The Chainsmokers, Memories...Do Not OpenThe Chainsmokers’s breakout single, 2014’s “#Selfie,” was a proud piss take on EDM’s last dying gasp and social media culture, a recipe for one-hit wonderdom on the scale of “Whoomp! (There It Is)” and “Laffy Taffy.” But Andrew Taggart and Alex Pall quickly reinvented themselves, at least in the minds of the public, with a pair of electro-infused contemporary-pop EPs, complemented by a release strategy that harkens back to the days when artists released multiple test singles before ever dropping an LP (the duo has already racked up five Top 10 hits). The downside to the wild success of that approach is that Taggart and Pall have been forced to discover their creative voices in front of the whole world. And unfortunately, the sound they’ve settled on is parked firmly in the middle of the road.

The Chainsmokers’s full-length debut, Memories…Do Not Open, opens with two soundly composed and produced pop-rock songs, the poignant “The One” and the rollicking, if vanilla, “Break Up Every Night,” but Taggart—who increasingly fancies himself a frontman—lacks the personality or uniqueness of voice to carry either tune. “I’ve been drunk three times this week,” he sings on “Bloodstream,” relying too heavily on gratuitous expletives to make up for a dearth of genuine pathos. The 12 tracks here all touch on the basic ups and downs (mostly the downs) of young love, with two back-to-back songs—one from a male perspective (“Honest”), the other from a female one (“Wake Up Alone”)—barely switching things up to detail the inconveniences of fucking strangers while famous.

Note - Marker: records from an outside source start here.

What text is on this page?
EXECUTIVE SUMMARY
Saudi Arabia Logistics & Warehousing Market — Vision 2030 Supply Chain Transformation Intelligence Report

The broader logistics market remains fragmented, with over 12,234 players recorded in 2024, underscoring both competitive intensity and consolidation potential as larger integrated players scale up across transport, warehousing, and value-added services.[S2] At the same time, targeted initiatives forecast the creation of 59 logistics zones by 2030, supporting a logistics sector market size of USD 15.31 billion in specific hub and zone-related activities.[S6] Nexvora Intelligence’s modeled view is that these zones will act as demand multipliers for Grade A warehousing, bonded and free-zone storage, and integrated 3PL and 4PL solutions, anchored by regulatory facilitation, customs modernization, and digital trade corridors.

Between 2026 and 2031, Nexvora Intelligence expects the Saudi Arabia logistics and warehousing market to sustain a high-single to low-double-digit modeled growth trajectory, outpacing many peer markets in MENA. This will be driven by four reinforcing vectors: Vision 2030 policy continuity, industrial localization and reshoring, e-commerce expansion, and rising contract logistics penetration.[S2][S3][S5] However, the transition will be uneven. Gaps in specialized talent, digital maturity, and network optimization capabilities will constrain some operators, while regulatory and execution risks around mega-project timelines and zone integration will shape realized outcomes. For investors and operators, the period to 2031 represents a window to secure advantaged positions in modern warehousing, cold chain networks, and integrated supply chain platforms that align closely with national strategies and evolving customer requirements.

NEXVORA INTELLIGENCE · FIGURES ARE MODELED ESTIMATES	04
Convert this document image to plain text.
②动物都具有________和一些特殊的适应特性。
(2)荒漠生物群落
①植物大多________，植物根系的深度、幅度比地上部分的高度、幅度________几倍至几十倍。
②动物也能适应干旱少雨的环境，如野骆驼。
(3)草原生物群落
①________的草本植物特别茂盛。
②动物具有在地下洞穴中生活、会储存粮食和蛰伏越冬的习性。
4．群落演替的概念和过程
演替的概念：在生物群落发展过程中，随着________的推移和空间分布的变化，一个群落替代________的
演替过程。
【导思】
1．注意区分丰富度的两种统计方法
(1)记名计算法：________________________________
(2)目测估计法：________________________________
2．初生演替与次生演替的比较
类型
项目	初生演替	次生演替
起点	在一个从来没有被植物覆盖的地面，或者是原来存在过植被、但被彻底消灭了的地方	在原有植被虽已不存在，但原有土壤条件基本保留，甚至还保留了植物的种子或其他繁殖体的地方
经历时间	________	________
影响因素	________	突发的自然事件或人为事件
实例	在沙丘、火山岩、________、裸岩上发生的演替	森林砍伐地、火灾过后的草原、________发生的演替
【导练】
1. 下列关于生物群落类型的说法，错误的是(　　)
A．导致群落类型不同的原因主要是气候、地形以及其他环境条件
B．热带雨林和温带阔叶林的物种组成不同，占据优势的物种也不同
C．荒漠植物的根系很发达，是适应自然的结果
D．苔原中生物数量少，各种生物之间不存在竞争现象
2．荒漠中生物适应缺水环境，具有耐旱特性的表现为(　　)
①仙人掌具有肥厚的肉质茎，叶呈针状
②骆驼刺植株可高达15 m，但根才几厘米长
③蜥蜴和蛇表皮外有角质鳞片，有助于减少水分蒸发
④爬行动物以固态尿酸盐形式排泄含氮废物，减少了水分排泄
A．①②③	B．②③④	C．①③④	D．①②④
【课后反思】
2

Taggart’s tossed-off delivery better serves the album’s lead single, “Paris,” on which he uncannily calls to mind Third Eye Blind’s Stephen Jenkins. The track’s 1990s vibe is paired with a Postal Service-style call-and-response featuring de facto group member Emily Warren, who’s featured as a songwriter and vocalist throughout Memories. “We were staying in Paris/To get away from your parents,” Taggart sings, highlighting either the narrator’s oblivious privilege or his own skill composing half rhymes—probably both.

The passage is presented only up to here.